Às vezes, as Igrejas todas dão essa impressão, se se olha a pesca como os discípulos perceberam a pesca daquela noite. A noite seria o ambiente mais adequado para a pesca e, entretanto, não pescaram nada. É a retomada da escuta da palavra de Jesus, como ela é, que provoca o fato de que, mesmo em hora que não seria tão apropriada (pela manhã), os discípulos jogam à rede à direita da barca. E aí sim a pesca é fecunda e maravilhosa.
O evangelho conta a parábola da pesca como trabalho de Pedro e a ele se juntam dois companheiros, também pescadores, os irmãos, filhos de Santiago. Eles três serão os pilares do grupo dos doze: Pedro, Tiago e João. Hoje, isso pode nos fazer ver que cada um dos três insiste em um jeito de missão bem diferente. Não existe um estilo único ou um modo único de ser ministro e nem de cumprir a missão. Os ministérios devem ser diversos e a missão deve zelar por essa diversidade. Diversidade não significa contradição ou polos opostos. É diversidade de estilos e de funções no mesmo caminho da justiça, da paz e do cuidado com a natureza.
Em seu comentário a esse texto, publicado por Magda Melo na comunicação semanal que ela faz por email, o padre Adroaldo afirma: “Rema mar adentro!”, ressoa a voz de Jesus. (...) Este apelo de Jesus é muito simbólico. (...) Só nas profundezas é que se pode extrair o mais autêntico do ser humano, o que é mais nobre e divino. (...) Tudo o que, em vão, buscamos na superfície, está dentro de nós.

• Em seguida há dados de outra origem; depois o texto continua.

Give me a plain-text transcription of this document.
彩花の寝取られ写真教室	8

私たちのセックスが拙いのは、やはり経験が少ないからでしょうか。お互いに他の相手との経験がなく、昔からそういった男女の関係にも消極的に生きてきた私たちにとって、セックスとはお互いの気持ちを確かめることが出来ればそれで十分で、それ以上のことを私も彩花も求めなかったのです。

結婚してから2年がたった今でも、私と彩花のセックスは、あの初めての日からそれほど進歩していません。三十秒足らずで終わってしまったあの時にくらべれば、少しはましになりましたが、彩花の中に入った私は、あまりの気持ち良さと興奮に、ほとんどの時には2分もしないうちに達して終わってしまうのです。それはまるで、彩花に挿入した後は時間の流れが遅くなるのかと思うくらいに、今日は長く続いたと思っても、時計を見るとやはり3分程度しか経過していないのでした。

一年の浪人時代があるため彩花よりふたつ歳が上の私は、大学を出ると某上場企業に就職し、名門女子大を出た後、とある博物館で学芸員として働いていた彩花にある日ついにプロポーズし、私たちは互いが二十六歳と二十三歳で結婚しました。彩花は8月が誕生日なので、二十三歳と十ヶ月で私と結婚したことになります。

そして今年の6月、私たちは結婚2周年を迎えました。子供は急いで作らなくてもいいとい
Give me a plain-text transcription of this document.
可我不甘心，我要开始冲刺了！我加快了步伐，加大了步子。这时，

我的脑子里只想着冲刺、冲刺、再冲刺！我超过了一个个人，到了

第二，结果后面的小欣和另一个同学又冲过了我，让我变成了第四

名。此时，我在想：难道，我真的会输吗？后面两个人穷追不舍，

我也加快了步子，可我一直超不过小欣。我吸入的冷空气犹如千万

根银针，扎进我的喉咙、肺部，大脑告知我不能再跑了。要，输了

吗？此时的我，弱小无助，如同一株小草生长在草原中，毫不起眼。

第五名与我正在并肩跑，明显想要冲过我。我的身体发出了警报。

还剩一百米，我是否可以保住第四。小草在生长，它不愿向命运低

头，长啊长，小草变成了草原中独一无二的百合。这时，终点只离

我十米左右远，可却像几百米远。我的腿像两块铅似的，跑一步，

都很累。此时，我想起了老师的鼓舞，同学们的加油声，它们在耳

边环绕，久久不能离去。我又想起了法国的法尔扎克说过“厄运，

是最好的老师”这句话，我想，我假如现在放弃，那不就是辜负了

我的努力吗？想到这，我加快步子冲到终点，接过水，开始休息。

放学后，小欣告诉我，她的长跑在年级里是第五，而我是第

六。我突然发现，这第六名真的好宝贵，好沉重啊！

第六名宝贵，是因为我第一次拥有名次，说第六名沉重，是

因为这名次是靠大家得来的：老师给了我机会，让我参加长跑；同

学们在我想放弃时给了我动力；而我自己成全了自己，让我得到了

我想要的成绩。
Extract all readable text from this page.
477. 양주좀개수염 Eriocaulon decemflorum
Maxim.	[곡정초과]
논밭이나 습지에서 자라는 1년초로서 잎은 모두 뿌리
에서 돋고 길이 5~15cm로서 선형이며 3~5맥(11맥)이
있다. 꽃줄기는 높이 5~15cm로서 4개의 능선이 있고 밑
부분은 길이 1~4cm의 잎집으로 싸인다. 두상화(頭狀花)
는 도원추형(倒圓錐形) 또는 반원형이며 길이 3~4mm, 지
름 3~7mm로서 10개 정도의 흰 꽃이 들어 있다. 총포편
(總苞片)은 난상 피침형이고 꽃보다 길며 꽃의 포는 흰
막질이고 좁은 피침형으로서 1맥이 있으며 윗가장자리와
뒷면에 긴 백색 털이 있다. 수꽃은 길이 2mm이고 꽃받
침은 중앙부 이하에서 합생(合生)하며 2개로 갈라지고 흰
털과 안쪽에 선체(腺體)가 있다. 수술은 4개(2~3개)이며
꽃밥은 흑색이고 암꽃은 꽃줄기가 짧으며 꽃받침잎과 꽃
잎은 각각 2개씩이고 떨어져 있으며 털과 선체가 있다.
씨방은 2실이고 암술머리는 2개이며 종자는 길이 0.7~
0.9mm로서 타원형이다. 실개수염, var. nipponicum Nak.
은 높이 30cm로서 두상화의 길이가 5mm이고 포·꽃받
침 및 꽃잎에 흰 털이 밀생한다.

Mas, ir mar adentro exige ultrapassar as seguranças do “eu superficial” e adentrar-nos nas incontroladas águas de nosso ser profundo.
Neste contexto atual, no qual corremos o risco de nos converter em pessoas “grudadas” a uma tela, se faz mais necessário que nunca humanizar a rede para “pescar o humano” que está escondido no oceano interior de cada um (e das comunidades e grupos humanos, acrescento eu)”.
O que está em jogo é libertar o que há mais profundo em nós (como pessoas e como comunidades) para a realidade nova do reinado divino em um mundo transformado.